Primatologist Career Profile
Primatologists are scientists who study primates including gorillas, orangutans, chimpanzees, and lemurs. They may work in a variety of roles within the field including research and education.
A primatologist’s duties can vary widely based on whether they are primarily involved in education, research, or conservation.
Primatologists involved in education, such as professors, may have a variety of teaching duties including teaching undergraduate or graduate level courses, supervising student lab sessions, conducting research studies, and publishing their research findings in professional scientific journals.
Publishing research is critical for professors seeking tenure at a college or university.
Primatologists that are primarily involved in research may be responsible for planning research studies, providing basic care for the primates involved in the studies, supervising laboratory technicians, collecting data, analyzing results, and publishing their research findings in scientific journals. Research work for primatologists may occur both in the field and in the lab; extensive international travel may be involved for field researchers.
Primatologists involved in conservation efforts may manage a rescue or conservation facility, interact with the public through educational programs, give tours, direct fundraising efforts, or promote primate conservation through ecotourism or other avenues.
Primatologists may work for a variety of employers including colleges, universities, laboratories, government agencies, field research organizations, conservation groups, biotechnology firms, pharmaceutical groups, zoos, veterinary clinics, or museums (where primatologists study primate fossils).
Primatologists may also specialize by studying one species of interest. Another option is focusing on one specific area of primatology such as genetics, behavior, reproduction, nutrition, or veterinary medicine.
Primatologists can search for career options and job openings on the Primate Info Net site maintained by the Wisconsin Primate Research Center Library (a division of the University of Wisconsin at Madison).
Education & Training
Primatologists generally have at least a four-year college degree. Many hold graduate degrees, especially those involved in teaching or research roles.
It is most common for primatologists to complete undergraduate studies in a field such as zoology, biology, psychology, bacteriology, pathology, veterinary medicine, ecology, or other related biological sciences. Coursework in computer-based technology, animal science, communications, and statistics generally proves useful.
Students of primatology can add other classes to their course of study based on their specific area of interest in the field. For instance, those interested in behavior could add a variety of psychology and behavioral science classes to their course load to better prepare them for future work in this area of primatology.
Aspiring primatologists should try to gain as much hands-on experience as possible while completing their college studies, as primatology is a highly competitive field. Students will benefit from volunteering or interning at primate centers, primate research facilities, or zoos to get relevant hands-on experience working with primates.
Joining professional organizations may also beneficial, as these groups offer networking and support to members.
The American Society of Primatologists (ASP), which publishes the American Journal of Primatology, is one such group. Other professional primatology groups include the International Primatological Society, the Primate Society of Great Britain (PSGB), and the Australasian Primate Society (APS).
The salary for primatologists can vary widely based on whether they are employed in academia, research, conservation, or other roles.

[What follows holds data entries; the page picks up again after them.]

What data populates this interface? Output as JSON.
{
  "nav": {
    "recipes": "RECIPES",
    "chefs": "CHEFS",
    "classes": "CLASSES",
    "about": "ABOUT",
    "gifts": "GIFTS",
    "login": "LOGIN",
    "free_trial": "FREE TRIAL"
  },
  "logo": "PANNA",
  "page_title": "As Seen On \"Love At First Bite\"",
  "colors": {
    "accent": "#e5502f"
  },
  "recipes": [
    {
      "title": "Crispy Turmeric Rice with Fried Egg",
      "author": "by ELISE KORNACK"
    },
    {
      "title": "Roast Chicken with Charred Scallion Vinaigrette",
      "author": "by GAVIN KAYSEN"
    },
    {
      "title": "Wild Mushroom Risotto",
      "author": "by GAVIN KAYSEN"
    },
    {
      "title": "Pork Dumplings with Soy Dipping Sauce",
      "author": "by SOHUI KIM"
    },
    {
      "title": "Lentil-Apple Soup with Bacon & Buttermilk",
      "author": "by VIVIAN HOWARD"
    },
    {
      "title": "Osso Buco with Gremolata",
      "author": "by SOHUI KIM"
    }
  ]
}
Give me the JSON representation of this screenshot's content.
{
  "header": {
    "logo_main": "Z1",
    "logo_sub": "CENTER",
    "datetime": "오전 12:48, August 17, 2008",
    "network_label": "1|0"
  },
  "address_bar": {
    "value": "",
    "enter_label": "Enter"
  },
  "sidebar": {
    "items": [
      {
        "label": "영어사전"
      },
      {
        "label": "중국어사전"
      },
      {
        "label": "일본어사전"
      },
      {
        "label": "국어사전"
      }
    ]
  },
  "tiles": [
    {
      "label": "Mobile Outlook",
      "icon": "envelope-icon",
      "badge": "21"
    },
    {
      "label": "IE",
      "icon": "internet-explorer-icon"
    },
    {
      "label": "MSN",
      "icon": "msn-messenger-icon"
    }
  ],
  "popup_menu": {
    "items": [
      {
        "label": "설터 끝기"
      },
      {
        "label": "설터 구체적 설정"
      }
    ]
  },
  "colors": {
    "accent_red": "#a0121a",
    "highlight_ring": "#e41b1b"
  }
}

Salary can also be influenced by a variety of other factors such as level of education, years of experience, and areas of expertise.
According to the Bureau of Labor Statistics (BLS), college or university professors who teach courses in the biological sciences earned a mean annual wage of $86,570 in 2010. The lowest 10 percent of biological science professors earned less than $40,380 while the highest 10 percent earned more than $153,540.
The 2010 BLS salary survey also reported that zoologists and wildlife biologists earned a mean annual wage of $61,660. The lowest 10 percent of zoologists and wildlife biologists earned less than $35,660 while the highest 10 percent earned more than $93,450. The mean annual wage for the more general category of biological scientists was $71,310 in 2010; the lowest 10 percent earned less than $38,780 while the highest 10 percent earned more than $102,300.
According to salary data collected by the North Carolina Association for Biological Research, primatologists earned an average annual salary of $50,082 in 2006.
Competition is keen for positions in the field of primatology, especially for those positions that allow direct contact with the animals. Primatologists with significant experience or education in the field will continue to have the best prospects for employment through 2018.